Michigan State wasn’t the only school with a new coach or lacking spring football due to the pandemic shutdown, but Tucker’s efforts were handicapped further by a late hire in February. New coaches typically come aboard in December and have the winter weeks leading up to spring football to get to know their players. Tucker had acquaint himself with his new team over virtual phone calls. He wasn’t able to shape his program for his players to comprehend over the summer months.
PROBLEMS REMAIN THE SAME
Tucker’s challenge, in addition to establishing his personality over the team, is to improve the offensive line and quarterback play through recruiting. They Spartans are weak up front and have been the last couple of years. If a team can’t control the ball, it can’t stay on the field with drives.
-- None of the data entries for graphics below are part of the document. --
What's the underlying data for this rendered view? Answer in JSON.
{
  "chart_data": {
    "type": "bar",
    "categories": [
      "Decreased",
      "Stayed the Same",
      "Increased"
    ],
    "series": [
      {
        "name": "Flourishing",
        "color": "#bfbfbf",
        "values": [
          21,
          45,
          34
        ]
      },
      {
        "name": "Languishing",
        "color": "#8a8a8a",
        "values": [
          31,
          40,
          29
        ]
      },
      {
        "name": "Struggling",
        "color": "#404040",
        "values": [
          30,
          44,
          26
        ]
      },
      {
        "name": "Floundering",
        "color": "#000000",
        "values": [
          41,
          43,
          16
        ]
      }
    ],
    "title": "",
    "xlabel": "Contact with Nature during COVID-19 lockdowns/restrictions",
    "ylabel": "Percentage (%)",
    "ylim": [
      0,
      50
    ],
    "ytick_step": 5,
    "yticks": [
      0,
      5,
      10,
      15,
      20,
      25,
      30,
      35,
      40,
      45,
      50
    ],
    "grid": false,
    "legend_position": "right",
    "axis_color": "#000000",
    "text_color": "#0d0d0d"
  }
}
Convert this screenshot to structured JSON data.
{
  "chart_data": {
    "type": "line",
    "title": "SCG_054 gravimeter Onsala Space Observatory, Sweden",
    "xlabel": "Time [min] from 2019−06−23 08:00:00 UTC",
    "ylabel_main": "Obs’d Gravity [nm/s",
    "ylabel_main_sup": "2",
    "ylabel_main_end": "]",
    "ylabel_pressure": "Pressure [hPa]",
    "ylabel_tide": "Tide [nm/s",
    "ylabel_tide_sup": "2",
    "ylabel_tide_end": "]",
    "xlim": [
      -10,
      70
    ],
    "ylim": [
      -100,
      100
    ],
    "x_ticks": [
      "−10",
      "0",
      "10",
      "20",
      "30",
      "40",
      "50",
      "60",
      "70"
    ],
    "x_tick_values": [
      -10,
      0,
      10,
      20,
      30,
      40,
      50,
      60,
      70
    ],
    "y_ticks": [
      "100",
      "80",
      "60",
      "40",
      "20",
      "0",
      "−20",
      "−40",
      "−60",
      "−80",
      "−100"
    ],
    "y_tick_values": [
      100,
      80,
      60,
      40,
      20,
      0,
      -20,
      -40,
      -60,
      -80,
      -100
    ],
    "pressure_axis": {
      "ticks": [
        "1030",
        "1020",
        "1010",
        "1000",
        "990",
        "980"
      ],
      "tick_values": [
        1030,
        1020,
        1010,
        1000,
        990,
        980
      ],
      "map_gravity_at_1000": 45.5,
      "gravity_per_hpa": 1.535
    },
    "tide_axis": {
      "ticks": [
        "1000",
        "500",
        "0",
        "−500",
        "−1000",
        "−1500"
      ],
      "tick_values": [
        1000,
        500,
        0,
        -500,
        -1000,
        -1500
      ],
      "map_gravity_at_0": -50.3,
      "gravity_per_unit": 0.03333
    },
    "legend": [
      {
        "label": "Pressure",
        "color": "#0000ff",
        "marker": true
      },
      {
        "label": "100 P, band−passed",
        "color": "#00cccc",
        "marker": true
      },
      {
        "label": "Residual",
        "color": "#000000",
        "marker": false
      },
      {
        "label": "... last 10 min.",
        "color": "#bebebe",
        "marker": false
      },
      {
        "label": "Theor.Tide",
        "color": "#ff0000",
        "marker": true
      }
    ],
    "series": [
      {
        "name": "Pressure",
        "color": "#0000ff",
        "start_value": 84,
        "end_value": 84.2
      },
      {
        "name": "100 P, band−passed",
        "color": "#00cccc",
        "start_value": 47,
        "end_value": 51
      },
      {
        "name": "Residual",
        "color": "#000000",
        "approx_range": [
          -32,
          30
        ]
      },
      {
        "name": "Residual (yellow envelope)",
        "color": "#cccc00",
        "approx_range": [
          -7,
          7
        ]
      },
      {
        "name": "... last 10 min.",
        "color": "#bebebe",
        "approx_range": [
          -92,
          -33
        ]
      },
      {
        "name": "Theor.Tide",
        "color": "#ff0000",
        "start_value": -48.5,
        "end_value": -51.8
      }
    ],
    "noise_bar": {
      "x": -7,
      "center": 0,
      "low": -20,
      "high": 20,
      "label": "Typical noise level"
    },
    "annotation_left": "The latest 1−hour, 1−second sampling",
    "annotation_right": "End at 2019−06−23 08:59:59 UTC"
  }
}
That means its defense is on the field for too many snaps and eventually breaks.
Redshirt junior quarterback Rocky Lombardi was a gamer against Michigan, but he’s not an elite talent that can hide blemishes on the offense. He needs a running game and pass protection to utilize his wrestling inspired competitive spirit.
Against Michigan, Lombardi connected on big passes with the help of his receivers making catches in traffic.
But against Iowa, the Spartans averaged only 1.8 yards per carry (39-52). Lombardi was 17-of-37 for 227 yards with no touchdowns and three interceptions.
The remainder of the season is about finding a couple of wins and identifying younger talent for 2021.